SEOUL (AFP) – A South Korean fishing boat with 43 people on board has been seized by Somali pirates off the Kenyan coast, the foreign ministry said Sunday, the latest vessel to be captured by the bandits.
The 241-ton crab fishing vessel, which was carrying two South Koreans, two Chinese and 39 Kenyans, was hijacked on October 9 in the Indian Ocean off the Kenyan island of Lamu, the ministry said in a statement.
It is the latest of dozens of vessels to have been captured by pirates off the Horn of Africa in recent years, threatening international shipping and trade.
"We are investigating the exact circumstances surrounding the incident by setting up an emergency team at our embassy in Kenya," the ministry said, without revealing the whereabouts of the vessel or crew.
YTN news channel reported that the fishing boat, Keummi 305, and its crew had been taken to a pirate stronghold in northern Somalia, citing South Korean sources in Kenya.
Yonhap news agency reported that the 54-year-old captain, one of the South Koreans aboard, was also the head of the shipping company that owns the vessel.
The company, Keummi Fishers, has been on the verge of collapse due to financial troubles, which will further complicate ransom negotiations, it said.

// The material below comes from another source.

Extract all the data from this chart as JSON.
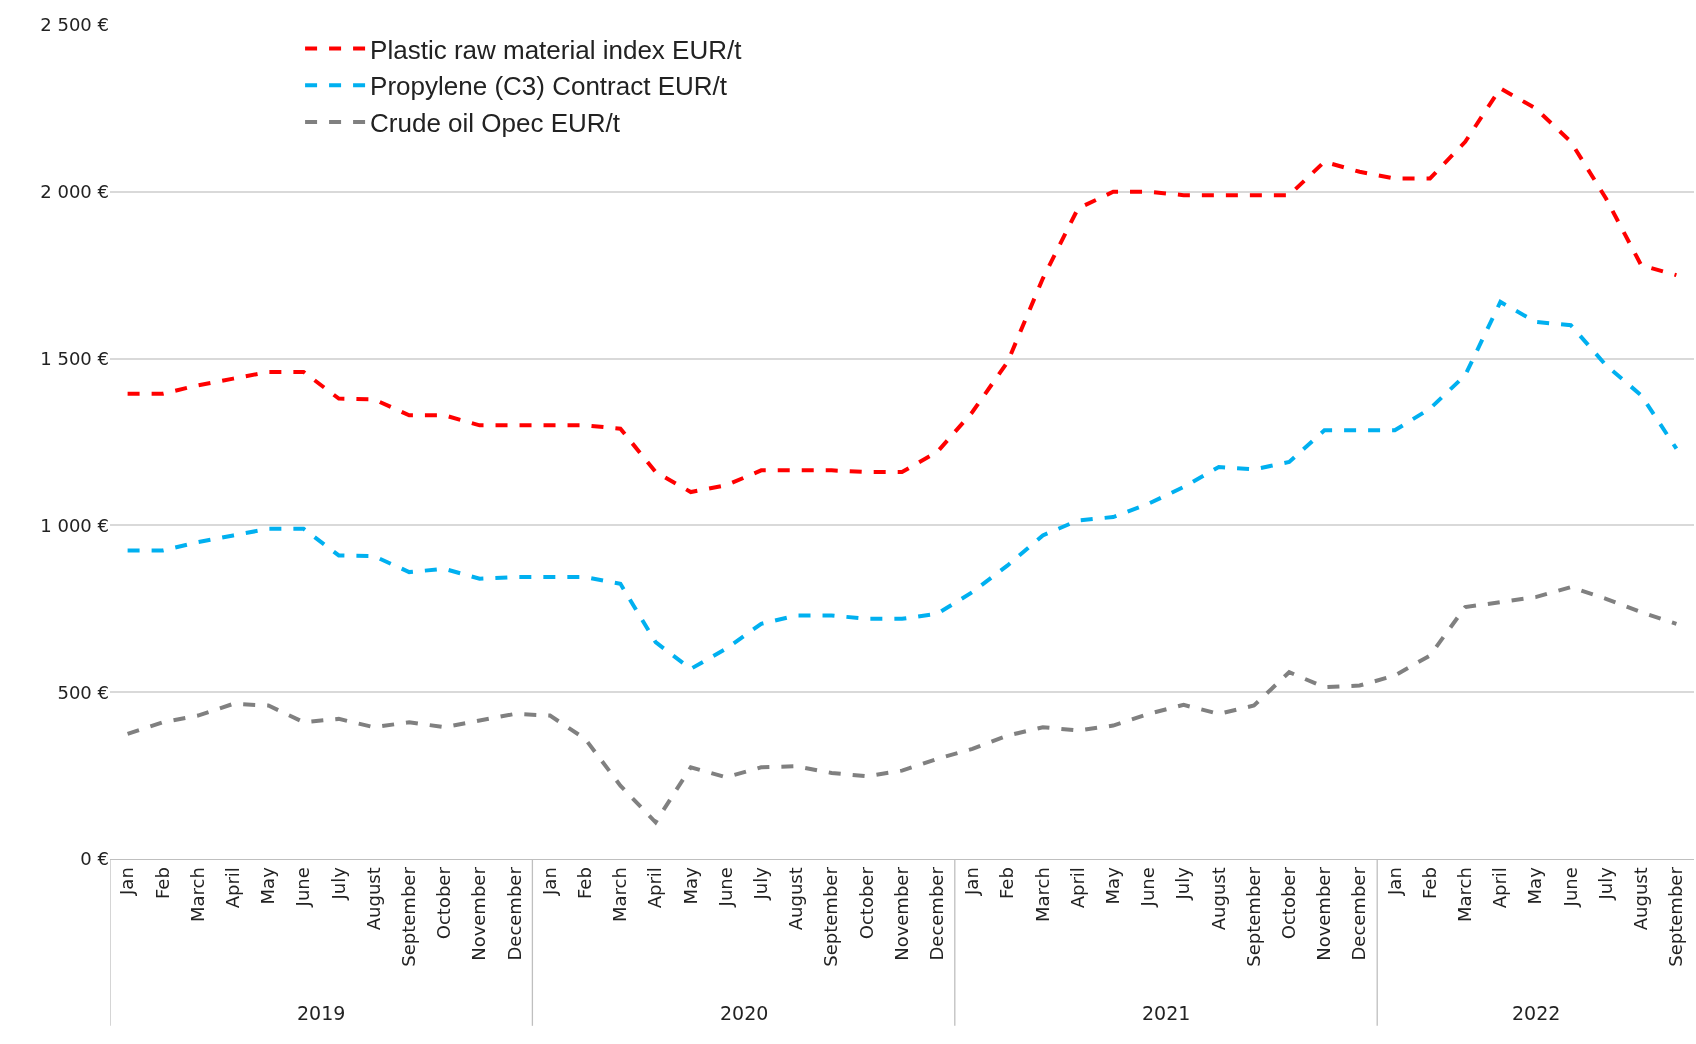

"The company has been sitting on piles of debt... we are clueless on how to resolve this," said a company official quoted by Yonhap.
The official said the pirates have not yet contacted the firm.
Piracy has surged in recent years off Somalia, a lawless, war-torn country that sits astride one of the world's most important shipping routes, leading to the Suez Canal.
Dozens of ships have been hijacked and held for ransom, notably the Sirius Star, a Saudi-owned supertanker that is more than 1,000 feet long.
The pirates are estimated to have made 60 million dollars in ransoms last year.
Foreign naval powers, including a joint European Union force and the US Navy's Fifth Fleet, have mounted patrols off the Horn of Africa in a multinational effort to try to secure the area, with some success.
South Korea is one of the countries involved in the effort.
But the pirates, often operating in small, fast boats from a larger "mother ship", have been able to seize boats hundreds of miles offshore, as far east as the Maldives and as far south as Mozambique.
In April a South Korean oil tanker with 24 crew on board was hijacked by pirates off Somalia and is still being held.
The 300,000-ton ship, the Samho Dream, was on its way from Iraq to the US state of Louisiana with a crew of five South Koreans and 19 Filipinos.
Since 2006 at least two other South Korean vessels have been seized and released after ransoms were paid.